I read a few articles mentioning the splicing method but this is difficult with my use case and the articles are months/years old and don’t take into account this development which mentions more efficient processing of longer files.
Any help you can provide would be much appreciated!
My demo was was a 30-60 second clip (part of a 1hr clip I planned on eventually converting). It ran for about 30 minutes before I cut it off. I can make up a snippet similar to my code if you think it would be useful.
lissyx
((slow to reply) [NOT PROVIDING SUPPORT])
5
Wait, a 30-60 seconds file was not decoded after 30 mins? Can you share details on the hardware ?
This worked! However, I got this result from my short audio file:
“een go at in e an e same is were er to o in tejest bused e bro o or litre an per andifolworesware o t al e o as aner reaerything is bid some min o so o o o e o la oro ah e or ee ingle is ateou ea to his head e ant oo the bot te o hii a se is bo i weo reb e be a arebut the a e o a o bo tha wy om back tothe oher”
Using release 0.3.0 models and packages I’m getting jibberish. Though my input has noise and reverb I’m surprised by the lack of English words. Is this to be expected?
lissyx
((slow to reply) [NOT PROVIDING SUPPORT])
14
It really depends on your audio sources, at some point. Can you make sure it’s 16 bits PCM, 16kHz and mono, first? Could you share some sample ?
lissyx
((slow to reply) [NOT PROVIDING SUPPORT])
18
mono, stereo? I assume it was mp3. It’s possible your conversion introduced some bad artifacts, but given the output, can we be sure of your exact setup / versions ? The full output should include those informations.

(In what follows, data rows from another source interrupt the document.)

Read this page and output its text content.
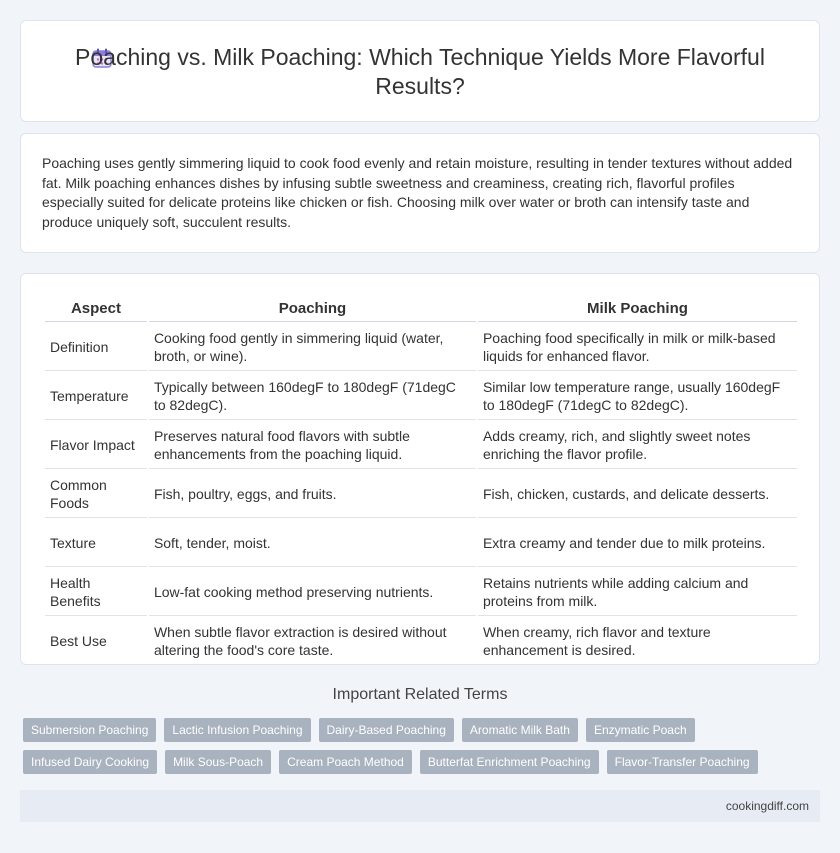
Poaching vs. Milk Poaching: Which Technique Yields More Flavorful Results?

Poaching uses gently simmering liquid to cook food evenly and retain moisture, resulting in tender textures without added fat. Milk poaching enhances dishes by infusing subtle sweetness and creaminess, creating rich, flavorful profiles especially suited for delicate proteins like chicken or fish. Choosing milk over water or broth can intensify taste and produce uniquely soft, succulent results.

Aspect	Poaching	Milk Poaching
Definition	Cooking food gently in simmering liquid (water, broth, or wine).	Poaching food specifically in milk or milk-based liquids for enhanced flavor.
Temperature	Typically between 160degF to 180degF (71degC to 82degC).	Similar low temperature range, usually 160degF to 180degF (71degC to 82degC).
Flavor Impact	Preserves natural food flavors with subtle enhancements from the poaching liquid.	Adds creamy, rich, and slightly sweet notes enriching the flavor profile.
Common Foods	Fish, poultry, eggs, and fruits.	Fish, chicken, custards, and delicate desserts.
Texture	Soft, tender, moist.	Extra creamy and tender due to milk proteins.
Health Benefits	Low-fat cooking method preserving nutrients.	Retains nutrients while adding calcium and proteins from milk.
Best Use	When subtle flavor extraction is desired without altering the food's core taste.	When creamy, rich flavor and texture enhancement is desired.
Important Related Terms
Submersion Poaching	Lactic Infusion Poaching	Dairy-Based Poaching	Aromatic Milk Bath	Enzymatic Poach
Infused Dairy Cooking	Milk Sous-Poach	Cream Poach Method	Butterfat Enrichment Poaching	Flavor-Transfer Poaching
cookingdiff.com
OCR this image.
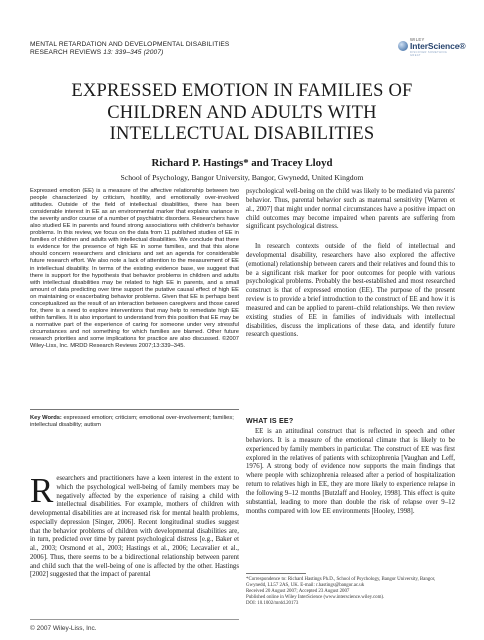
MENTAL RETARDATION AND DEVELOPMENTAL DISABILITIES
RESEARCH REVIEWS 13: 339–345 (2007)
WILEY
InterScience®
DISCOVER SOMETHING GREAT
EXPRESSED EMOTION IN FAMILIES OF
CHILDREN AND ADULTS WITH
INTELLECTUAL DISABILITIES
Richard P. Hastings* and Tracey Lloyd
School of Psychology, Bangor University, Bangor, Gwynedd, United Kingdom
Expressed emotion (EE) is a measure of the affective relationship between two people characterized by criticism, hostility, and emotionally over-involved attitudes. Outside of the field of intellectual disabilities, there has been considerable interest in EE as an environmental marker that explains variance in the severity and/or course of a number of psychiatric disorders. Researchers have also studied EE in parents and found strong associations with children's behavior problems. In this review, we focus on the data from 11 published studies of EE in families of children and adults with intellectual disabilities. We conclude that there is evidence for the presence of high EE in some families, and that this alone should concern researchers and clinicians and set an agenda for considerable future research effort. We also note a lack of attention to the measurement of EE in intellectual disability. In terms of the existing evidence base, we suggest that there is support for the hypothesis that behavior problems in children and adults with intellectual disabilities may be related to high EE in parents, and a small amount of data predicting over time support the putative causal effect of high EE on maintaining or exacerbating behavior problems. Given that EE is perhaps best conceptualized as the result of an interaction between caregivers and those cared for, there is a need to explore interventions that may help to remediate high EE within families. It is also important to understand from this position that EE may be a normative part of the experience of caring for someone under very stressful circumstances and not something for which families are blamed. Other future research priorities and some implications for practice are also discussed. ©2007 Wiley-Liss, Inc. MRDD Research Reviews 2007;13:339–345.
Key Words: expressed emotion; criticism; emotional over-involvement; families; intellectual disability; autism
Researchers and practitioners have a keen interest in the extent to which the psychological well-being of family members may be negatively affected by the experience of raising a child with intellectual disabilities. For example, mothers of children with developmental disabilities are at increased risk for mental health problems, especially depression [Singer, 2006]. Recent longitudinal studies suggest that the behavior problems of children with developmental disabilities are, in turn, predicted over time by parent psychological distress [e.g., Baker et al., 2003; Orsmond et al., 2003; Hastings et al., 2006; Lecavalier et al., 2006]. Thus, there seems to be a bidirectional relationship between parent and child such that the well-being of one is affected by the other. Hastings [2002] suggested that the impact of parental
© 2007 Wiley-Liss, Inc.
psychological well-being on the child was likely to be mediated via parents' behavior. Thus, parental behavior such as maternal sensitivity [Warren et al., 2007] that might under normal circumstances have a positive impact on child outcomes may become impaired when parents are suffering from significant psychological distress.
In research contexts outside of the field of intellectual and developmental disability, researchers have also explored the affective (emotional) relationship between carers and their relatives and found this to be a significant risk marker for poor outcomes for people with various psychological problems. Probably the best-established and most researched construct is that of expressed emotion (EE). The purpose of the present review is to provide a brief introduction to the construct of EE and how it is measured and can be applied to parent–child relationships. We then review existing studies of EE in families of individuals with intellectual disabilities, discuss the implications of these data, and identify future research questions.
WHAT IS EE?
EE is an attitudinal construct that is reflected in speech and other behaviors. It is a measure of the emotional climate that is likely to be experienced by family members in particular. The construct of EE was first explored in the relatives of patients with schizophrenia [Vaughan and Leff, 1976]. A strong body of evidence now supports the main findings that where people with schizophrenia released after a period of hospitalization return to relatives high in EE, they are more likely to experience relapse in the following 9–12 months [Butzlaff and Hooley, 1998]. This effect is quite substantial, leading to more than double the risk of relapse over 9–12 months compared with low EE environments [Hooley, 1998].
*Correspondence to: Richard Hastings Ph.D., School of Psychology, Bangor University, Bangor, Gwynedd, LL57 2AS, UK. E-mail: r.hastings@bangor.ac.uk
Received 20 August 2007; Accepted 23 August 2007
Published online in Wiley InterScience (www.interscience.wiley.com).
DOI: 10.1002/mrdd.20173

Sorry, source was stereo .m4a . I’m running the latest non-alpha (0.3.0) versions of the Python package and models. As the python code only returns a string with the transcription I’m not sure what “full output” I can provide. If you mean the CLI interface I don’t have access to that as I’m only able to run the program in a specific environment.
lissyx
((slow to reply) [NOT PROVIDING SUPPORT])
20
libdeepspeech.so produces some TensorFlow/DeepSpeech version infos on stderr. We need that.